Ottawa Hospital Research Institute, 501 Smyth Road, Ottawa, K1H 8L6, Canada.
Syst Rev. 2020 Mar 9;9(1):53. doi: 10.1186/s13643-020-01305-w.
As systematic reviews' limited coverage of the medical literature necessitates decision-making based on unsystematic review, we investigated a possible advantage of systematic review (aside from dataset size and systematic analysis): does systematic review avoid potential bias in sampling primary studies from high impact factor journals? If randomized controlled trials (RCTs) reported in higher-impact journals present different treatment benefits than RCTs reported in lower-impact journals, readers who focus on higher-impact journals for their rapid literature reviews may introduce bias which could be mitigated by complete, systematic sampling.
We randomly sampled Cochrane Library (20 July 2005) treatment reviews that measured mortality as a binary outcome, published in English or French, with at least five RCTs with one or more deaths. Our domain-based assessment of risk of bias included funding source, randomness of allocation sequence, blinding, and allocation concealment. The primary analysis employed logistic regression by a generalized linear model with a generalized estimating equation to estimate the association between various factors and publication in a journal with a high journal impact factor (JIF).

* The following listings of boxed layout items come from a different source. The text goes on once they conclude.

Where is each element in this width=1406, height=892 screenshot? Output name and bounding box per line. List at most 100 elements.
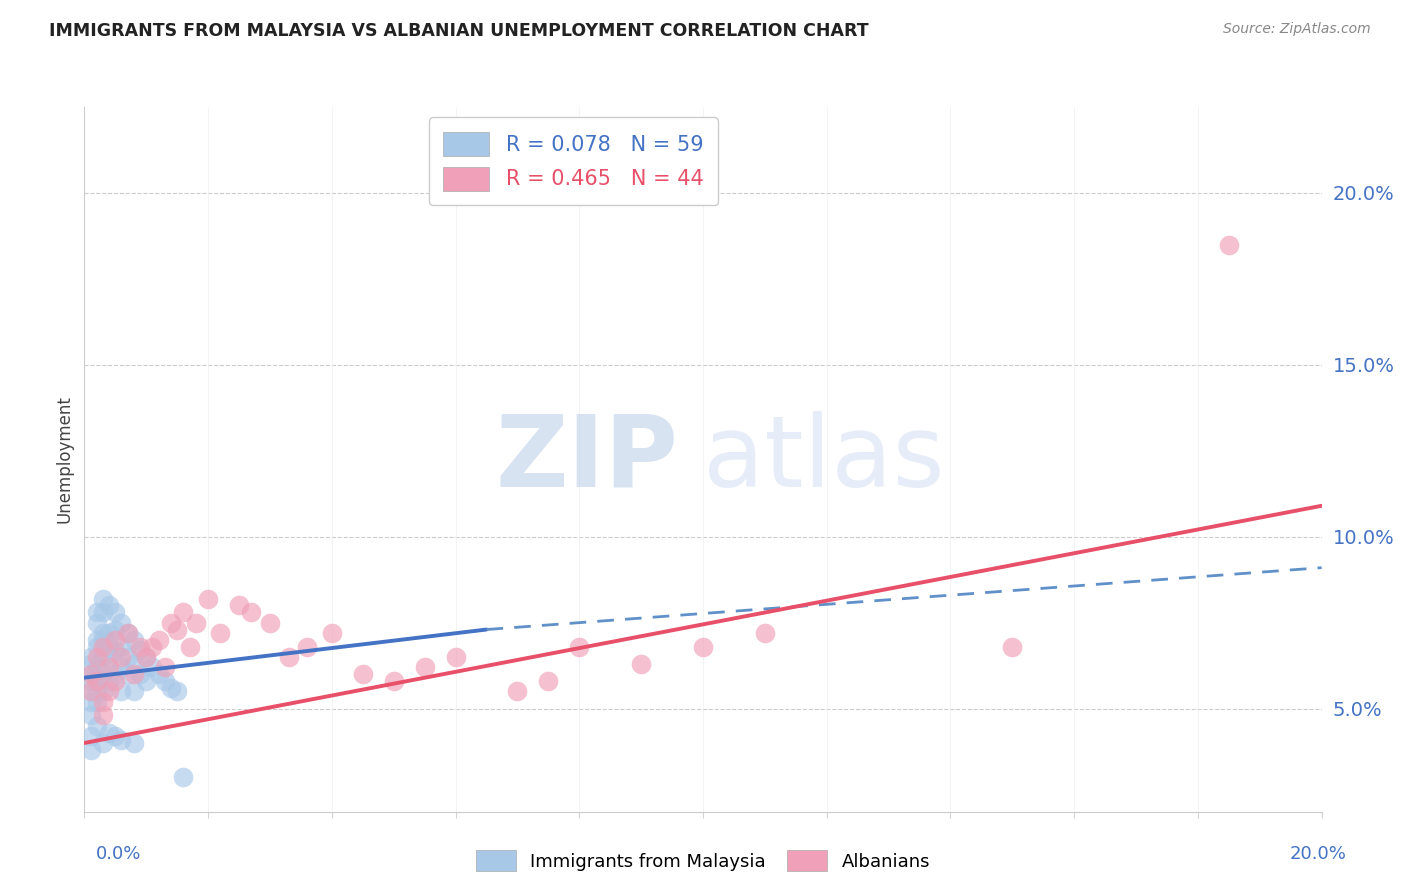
Point (91, 708, 114, 723)
Point (91, 591, 114, 606)
Point (129, 643, 152, 657)
Point (321, 626, 343, 640)
Point (86, 695, 108, 709)
Point (86, 605, 108, 619)
Point (179, 640, 201, 654)
Point (153, 660, 176, 674)
Point (98, 660, 121, 674)
Point (91, 695, 114, 709)
Point (98, 674, 121, 689)
Text: 0.0%: 0.0% (96, 846, 141, 863)
Point (98, 650, 121, 665)
Point (240, 605, 263, 619)
Point (110, 684, 132, 698)
Point (122, 684, 145, 698)
Point (122, 657, 145, 671)
Y-axis label: Unemployment: Unemployment (55, 395, 73, 524)
Point (104, 674, 127, 689)
Point (630, 657, 652, 671)
Text: atlas: atlas (703, 411, 945, 508)
Point (117, 650, 139, 665)
Point (197, 591, 219, 606)
Point (129, 667, 152, 681)
Point (86, 684, 108, 698)
Point (135, 674, 157, 689)
Point (86, 660, 108, 674)
Point (413, 660, 436, 674)
Point (86, 674, 108, 689)
Point (148, 632, 170, 647)
Point (79, 695, 101, 709)
Point (537, 674, 560, 689)
Point (166, 623, 188, 637)
Point (104, 667, 127, 681)
Point (91, 684, 114, 698)
Point (166, 684, 188, 698)
Point (1218, 237, 1240, 252)
Point (98, 684, 121, 698)
Point (86, 615, 108, 630)
Point (98, 725, 121, 739)
Point (444, 650, 467, 665)
Point (135, 650, 157, 665)
Point (122, 667, 145, 681)
Point (117, 667, 139, 681)
Point (352, 667, 374, 681)
Text: Source: ZipAtlas.com: Source: ZipAtlas.com (1223, 22, 1371, 37)
Point (141, 660, 163, 674)
Point (110, 640, 132, 654)
Point (172, 770, 194, 784)
Point (79, 708, 101, 723)
Point (86, 640, 108, 654)
Point (98, 626, 121, 640)
Point (117, 626, 139, 640)
Point (86, 674, 108, 689)
Point (79, 674, 101, 689)
Point (692, 640, 714, 654)
Point (79, 667, 101, 681)
Point (122, 736, 145, 750)
Point (79, 684, 101, 698)
Point (1001, 640, 1024, 654)
Point (86, 719, 108, 733)
Point (79, 650, 101, 665)
Point (91, 736, 114, 750)
Point (79, 729, 101, 743)
Point (79, 657, 101, 671)
Point (79, 667, 101, 681)
Point (86, 650, 108, 665)
Point (117, 626, 139, 640)
Point (259, 615, 281, 630)
Point (91, 667, 114, 681)
Point (104, 632, 127, 647)
Point (160, 681, 183, 695)
Point (86, 632, 108, 647)
Point (104, 729, 127, 743)
Point (104, 623, 127, 637)
Point (148, 667, 170, 681)
Point (277, 650, 299, 665)
Point (754, 626, 776, 640)
Point (91, 626, 114, 640)
Legend: Immigrants from Malaysia, Albanians: Immigrants from Malaysia, Albanians (468, 843, 938, 879)
Point (91, 605, 114, 619)
Point (122, 632, 145, 647)
Point (141, 640, 163, 654)
Point (568, 640, 591, 654)
Text: ZIP: ZIP (495, 411, 678, 508)
Point (153, 674, 176, 689)
Text: IMMIGRANTS FROM MALAYSIA VS ALBANIAN UNEMPLOYMENT CORRELATION CHART: IMMIGRANTS FROM MALAYSIA VS ALBANIAN UNE… (49, 22, 869, 40)
Text: 20.0%: 20.0% (1291, 846, 1347, 863)
Point (91, 650, 114, 665)
Point (104, 605, 127, 619)
Point (129, 640, 152, 654)
Point (135, 650, 157, 665)
Point (104, 643, 127, 657)
Point (79, 684, 101, 698)
Point (98, 640, 121, 654)
Point (160, 615, 183, 630)
Point (506, 684, 529, 698)
Point (91, 640, 114, 654)
Point (228, 599, 250, 613)
Legend: R = 0.078   N = 59, R = 0.465   N = 44: R = 0.078 N = 59, R = 0.465 N = 44 (429, 118, 718, 205)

From the 29 included systematic reviews, 189 RCTs contributed data. However, in the primary analyses comparing RCT results within meta-analyses, there was no statistically significant association: unadjusted odds of greater than 50% mortality protection in high-JIF (> 5) journals were 1.4 (95% CI 0.42, 4.4) and adjusted, 2.5 (95% CI 0.6, 10). Elements of study quality were weakly, inconsistently, and not statistically significantly correlated with journal impact factor.

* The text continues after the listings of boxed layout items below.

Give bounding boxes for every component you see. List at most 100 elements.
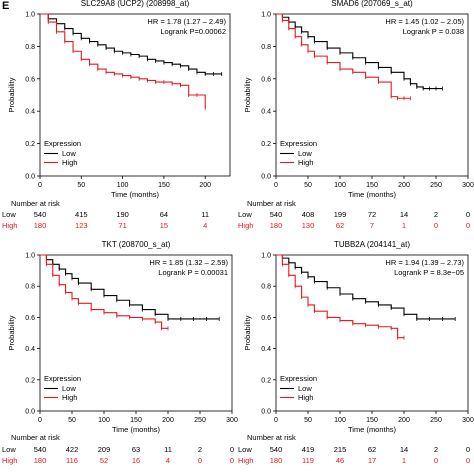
number-at-risk-label: Number at risk (11, 433, 60, 442)
legend-entry-high: High (298, 393, 313, 402)
risk-count: 540 (270, 445, 283, 454)
km-panel-1: SLC29A8 (UCP2) (208998_at) 0.0 0.2 0.4 0.6 0.… (2, 0, 231, 230)
km-panel-2: SMAD6 (207069_s_at) 0.0 0.2 0.4 0.6 0.8 1.0 Pro… (238, 0, 474, 230)
risk-count: 2 (434, 445, 438, 454)
risk-count: 408 (302, 210, 315, 219)
x-tick-label: 200 (162, 417, 174, 424)
x-tick-label: 100 (334, 417, 346, 424)
y-tick-label: 1.0 (261, 253, 271, 260)
risk-count: 180 (270, 456, 283, 465)
panel-letter: E (2, 0, 9, 12)
risk-count: 14 (400, 210, 408, 219)
risk-count: 52 (100, 456, 108, 465)
number-at-risk-label: Number at risk (11, 199, 60, 208)
risk-count: 209 (98, 445, 111, 454)
x-tick-label: 150 (366, 182, 378, 189)
risk-count: 540 (34, 445, 47, 454)
risk-row-label-high: High (238, 456, 253, 465)
legend-entry-low: Low (62, 384, 76, 393)
hazard-ratio-text: HR = 1.94 (1.39 – 2.73) (385, 258, 464, 267)
risk-row-label-low: Low (238, 210, 252, 219)
risk-count: 422 (66, 445, 79, 454)
y-tick-label: 0.4 (25, 346, 35, 353)
number-at-risk-label: Number at risk (247, 199, 296, 208)
y-tick-label: 0.6 (25, 76, 35, 83)
x-tick-label: 0 (274, 182, 278, 189)
y-tick-label: 0.0 (261, 409, 271, 416)
risk-count: 190 (116, 210, 129, 219)
y-tick-label: 0.2 (261, 141, 271, 148)
x-tick-label: 50 (77, 182, 85, 189)
risk-count: 540 (270, 210, 283, 219)
y-tick-label: 0.2 (25, 141, 35, 148)
risk-row-label-low: Low (2, 445, 16, 454)
x-tick-label: 100 (334, 182, 346, 189)
legend-entry-high: High (298, 158, 313, 167)
x-tick-label: 300 (462, 182, 474, 189)
risk-count: 180 (34, 221, 47, 230)
logrank-text: Logrank P = 0.00031 (158, 268, 228, 277)
risk-count: 15 (160, 221, 168, 230)
x-tick-label: 300 (462, 417, 474, 424)
logrank-text: Logrank P=0.00062 (160, 27, 226, 36)
y-tick-label: 0.2 (25, 377, 35, 384)
risk-count: 62 (368, 445, 376, 454)
risk-count: 180 (270, 221, 283, 230)
x-axis-label: Time (months) (111, 190, 160, 199)
hazard-ratio-text: HR = 1.85 (1.32 – 2.59) (149, 258, 228, 267)
km-curve-high (276, 254, 404, 339)
y-tick-label: 0.0 (25, 174, 35, 181)
legend-entry-low: Low (62, 149, 76, 158)
y-tick-label: 0.4 (261, 346, 271, 353)
number-at-risk-label: Number at risk (247, 433, 296, 442)
risk-count: 63 (132, 445, 140, 454)
risk-count: 1 (402, 456, 406, 465)
y-tick-label: 0.4 (25, 109, 35, 116)
risk-count: 123 (75, 221, 88, 230)
x-tick-label: 200 (398, 417, 410, 424)
logrank-text: Logrank P = 8.3e−05 (394, 268, 464, 277)
hazard-ratio-text: HR = 1.45 (1.02 – 2.05) (385, 17, 464, 26)
risk-count: 1 (402, 221, 406, 230)
y-tick-label: 0.0 (25, 409, 35, 416)
x-tick-label: 0 (274, 417, 278, 424)
plot-title: TUBB2A (204141_at) (334, 240, 410, 249)
risk-count: 11 (201, 210, 209, 219)
y-axis-label: Probability (243, 77, 252, 112)
x-tick-label: 50 (304, 417, 312, 424)
x-tick-label: 50 (304, 182, 312, 189)
x-tick-label: 300 (226, 417, 238, 424)
risk-count: 11 (164, 445, 172, 454)
legend-entry-low: Low (298, 384, 312, 393)
x-tick-label: 0 (38, 182, 42, 189)
risk-row-label-low: Low (2, 210, 16, 219)
y-axis-label: Probability (7, 77, 16, 112)
x-tick-label: 150 (366, 417, 378, 424)
risk-count: 199 (334, 210, 347, 219)
risk-count: 0 (230, 456, 234, 465)
legend-entry-high: High (62, 393, 77, 402)
risk-count: 0 (198, 456, 202, 465)
km-panel-4: TUBB2A (204141_at) 0.0 0.2 0.4 0.6 0.8 1.0 Prob… (238, 240, 474, 465)
legend-title: Expression (44, 139, 81, 148)
y-tick-label: 0.6 (261, 315, 271, 322)
km-panel-3: TKT (208700_s_at) 0.0 0.2 0.4 0.6 0.8 1.0 Proba… (2, 240, 238, 465)
risk-count: 0 (466, 210, 470, 219)
y-tick-label: 0.8 (261, 44, 271, 51)
risk-count: 0 (434, 221, 438, 230)
risk-count: 62 (336, 221, 344, 230)
y-axis-label: Probability (7, 315, 16, 350)
risk-count: 419 (302, 445, 315, 454)
plot-frame (39, 13, 231, 177)
risk-count: 17 (368, 456, 376, 465)
risk-count: 46 (336, 456, 344, 465)
logrank-text: Logrank P = 0.038 (403, 27, 464, 36)
legend-entry-high: High (62, 158, 77, 167)
x-tick-label: 50 (68, 417, 76, 424)
x-tick-label: 100 (117, 182, 129, 189)
legend-title: Expression (280, 374, 317, 383)
risk-count: 0 (230, 445, 234, 454)
risk-count: 0 (434, 456, 438, 465)
km-curve-high (40, 254, 168, 329)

Journal impact factor may have little to no association with study results, or methodological quality, but the evidence is very uncertain.
由于系统评价对医学文献的覆盖有限,因此需要基于非系统评价做出决策,我们研究了系统评价可能具有的一个优势(除了数据集的大小和系统分析之外):系统评价是否可以避免从高影响因子期刊中选择原始研究时的潜在偏倚?如果在高影响因子期刊中报告的随机对照试验(RCT)与在低影响因子期刊中报告的 RCT 相比具有不同的治疗效果,那么那些为了快速文献综述而专注于高影响因子期刊的读者可能会引入偏倚,而通过全面、系统的抽样可以减轻这种偏倚。
我们随机抽取了 Cochrane Library(2005 年 7 月 20 日)中以死亡率为二分类结局的治疗评价,发表于英文或法文,至少包含 5 项有 1 个或多个死亡的 RCT。我们基于领域的偏倚风险评估包括了资金来源、分配序列的随机性、盲法和分配隐藏。主要分析采用了广义线性模型的逻辑回归,通过广义估计方程来估计各种因素与发表在高期刊影响因子(JIF)期刊之间的关联。
在 29 项纳入的系统评价中,有 189 项 RCT 提供了数据。然而,在对各亚组分析中比较 RCT 结果时,并没有统计学上的显著关联:高 JIF(>5)期刊中大于 50%的死亡率保护的未调整比值比为 1.4(95%CI 0.42, 4.4),调整后的比值比为 2.5(95%CI 0.6, 10)。研究质量的各个要素与期刊影响因子之间存在微弱、不一致且无统计学意义的相关性。
期刊影响因子可能与研究结果或方法学质量几乎没有关联,但证据非常不确定。